Fourth, residential mortgage lenders rely heavily on Fannie Mae and Freddie Mac for long-term funding of conventional, single-family mortgages. That reliance provides considerable benefits to the housing sector; but, if either Enterprise experienced severe financial difficulties, housing activity and aggregate economic output would be reduced significantly.
Fifth, current law does not provide OFHEO with receivership powers, the most effective and credible tool for addressing claims in insolvency. The absence of receivership authority creates uncertainty, contributing to the possibility of a systemic disruption in the financial sector and a decline in economic output.
| The risks caused by high leverage and large asset, debt, and derivative portfolios could be reduced by a stronger regulator and growth-and-capital limits. |
Some have suggested that reducing the portfolios would cause mortgage market turmoil while just transferring the systemic risk elsewhere. If the portfolios' downsizing were handled through normal repayments and a gradual sell-off, I believe, along with many experts, that the market impact would be small. Over the last two years, the Enterprises' agency MBS portfolios shrank by over $280 billion without market disruption. In many cases, investors replace Fannie and Freddie direct debt with higher-yield MBS guaranteed by them. Obviously, there would be less concentration of the market. The new investors may be better capitalized than the Enterprises, and better able to take the risk of long-term mortgage assets, which might lessen the need to utilize the derivative markets.
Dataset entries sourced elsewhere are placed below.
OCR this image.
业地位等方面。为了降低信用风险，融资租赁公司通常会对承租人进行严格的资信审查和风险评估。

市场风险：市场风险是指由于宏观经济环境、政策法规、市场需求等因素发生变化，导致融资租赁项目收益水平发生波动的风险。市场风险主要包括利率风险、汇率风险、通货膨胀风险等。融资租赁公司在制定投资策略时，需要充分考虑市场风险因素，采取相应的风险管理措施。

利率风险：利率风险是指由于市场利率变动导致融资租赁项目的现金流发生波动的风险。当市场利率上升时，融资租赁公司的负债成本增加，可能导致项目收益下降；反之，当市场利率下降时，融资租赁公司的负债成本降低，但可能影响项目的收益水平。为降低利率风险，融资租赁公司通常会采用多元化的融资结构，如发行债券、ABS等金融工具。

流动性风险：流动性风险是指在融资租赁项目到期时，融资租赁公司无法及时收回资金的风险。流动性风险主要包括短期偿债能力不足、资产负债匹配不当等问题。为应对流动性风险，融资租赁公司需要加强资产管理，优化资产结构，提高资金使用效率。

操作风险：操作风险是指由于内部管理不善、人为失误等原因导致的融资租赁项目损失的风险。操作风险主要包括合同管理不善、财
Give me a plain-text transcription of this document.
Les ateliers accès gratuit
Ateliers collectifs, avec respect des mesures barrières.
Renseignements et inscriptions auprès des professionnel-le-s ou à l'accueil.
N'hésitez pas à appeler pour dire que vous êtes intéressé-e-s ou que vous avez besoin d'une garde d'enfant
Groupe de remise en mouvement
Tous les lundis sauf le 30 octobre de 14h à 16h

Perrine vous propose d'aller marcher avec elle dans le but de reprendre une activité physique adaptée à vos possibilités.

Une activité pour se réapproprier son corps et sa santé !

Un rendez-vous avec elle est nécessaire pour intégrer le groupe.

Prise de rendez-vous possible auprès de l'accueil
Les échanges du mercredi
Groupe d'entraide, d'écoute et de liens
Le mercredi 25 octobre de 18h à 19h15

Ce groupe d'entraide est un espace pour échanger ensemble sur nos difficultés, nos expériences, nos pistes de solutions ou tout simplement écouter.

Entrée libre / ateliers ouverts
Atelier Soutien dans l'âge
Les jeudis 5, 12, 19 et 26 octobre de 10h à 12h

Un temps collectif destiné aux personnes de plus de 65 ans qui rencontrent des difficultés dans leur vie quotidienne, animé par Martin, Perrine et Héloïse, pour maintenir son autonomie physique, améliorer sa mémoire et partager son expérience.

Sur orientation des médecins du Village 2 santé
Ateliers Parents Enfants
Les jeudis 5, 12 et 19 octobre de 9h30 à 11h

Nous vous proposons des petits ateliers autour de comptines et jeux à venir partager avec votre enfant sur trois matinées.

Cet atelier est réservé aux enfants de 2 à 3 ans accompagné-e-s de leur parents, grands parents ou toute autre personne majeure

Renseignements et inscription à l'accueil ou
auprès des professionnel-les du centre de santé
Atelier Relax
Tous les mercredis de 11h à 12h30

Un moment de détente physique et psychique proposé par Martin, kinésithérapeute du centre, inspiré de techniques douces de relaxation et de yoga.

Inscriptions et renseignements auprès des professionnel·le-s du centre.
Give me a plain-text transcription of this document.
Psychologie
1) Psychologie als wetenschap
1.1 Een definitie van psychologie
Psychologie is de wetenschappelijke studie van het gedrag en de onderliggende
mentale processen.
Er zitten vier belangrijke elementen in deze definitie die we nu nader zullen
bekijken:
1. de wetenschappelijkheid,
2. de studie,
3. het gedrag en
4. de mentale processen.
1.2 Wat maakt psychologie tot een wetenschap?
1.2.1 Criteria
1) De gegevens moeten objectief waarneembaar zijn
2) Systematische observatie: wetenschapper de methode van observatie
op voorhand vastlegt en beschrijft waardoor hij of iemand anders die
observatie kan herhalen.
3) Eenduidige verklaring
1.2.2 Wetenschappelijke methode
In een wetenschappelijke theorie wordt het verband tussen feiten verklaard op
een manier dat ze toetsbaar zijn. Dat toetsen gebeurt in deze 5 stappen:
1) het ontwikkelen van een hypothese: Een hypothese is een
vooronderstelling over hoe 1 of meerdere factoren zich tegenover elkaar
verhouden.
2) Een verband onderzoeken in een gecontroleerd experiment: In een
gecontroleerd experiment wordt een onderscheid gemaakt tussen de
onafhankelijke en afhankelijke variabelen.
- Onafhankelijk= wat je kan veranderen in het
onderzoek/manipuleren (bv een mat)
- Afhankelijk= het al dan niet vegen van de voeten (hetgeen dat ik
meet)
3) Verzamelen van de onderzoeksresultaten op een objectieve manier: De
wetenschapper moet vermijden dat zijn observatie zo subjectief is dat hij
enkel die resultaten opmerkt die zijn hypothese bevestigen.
A Strong Regulator Is Vital for a Strong Housing Market
Not only has there been an ongoing debate on whether to impose growth limits on the two Enterprises, but also how. I commend the Senate bill for providing guidance on what assets could be held and for giving the new regulator critical authority to set limits based on safety and soundness and systemic risk. It also gives the new regulator critical authority to change both the risk-based and minimum capital rules. With adequate flexibility, we would agree that both approaches are crucial for the new regulator. The ultimate goal is to develop a comprehensive, risk-based capital approach that encompasses Enterprise and systemic risk while ensuring there is sound growth in homeownership and affordable housing in America.
In conclusion, Fannie Mae and Freddie Mac have proved that unconstrained growth can cause serious problems. If they were not GSEs the markets would have made them shrink rapidly in both their MBS guarantee and portfolio businesses. As the markets are not performing that discipline and OFHEO does not have the power or the tools to do so and be as effective as a bank regulator, there is a strong need for legislative reform now. The legislation would strengthen the regulator of Fannie Mae, Freddie Mac, and the Federal Home Loan Banks and reduce market uncertainty, which I believe will be better for homeownership growth, housing and financial markets, and all the GSEs.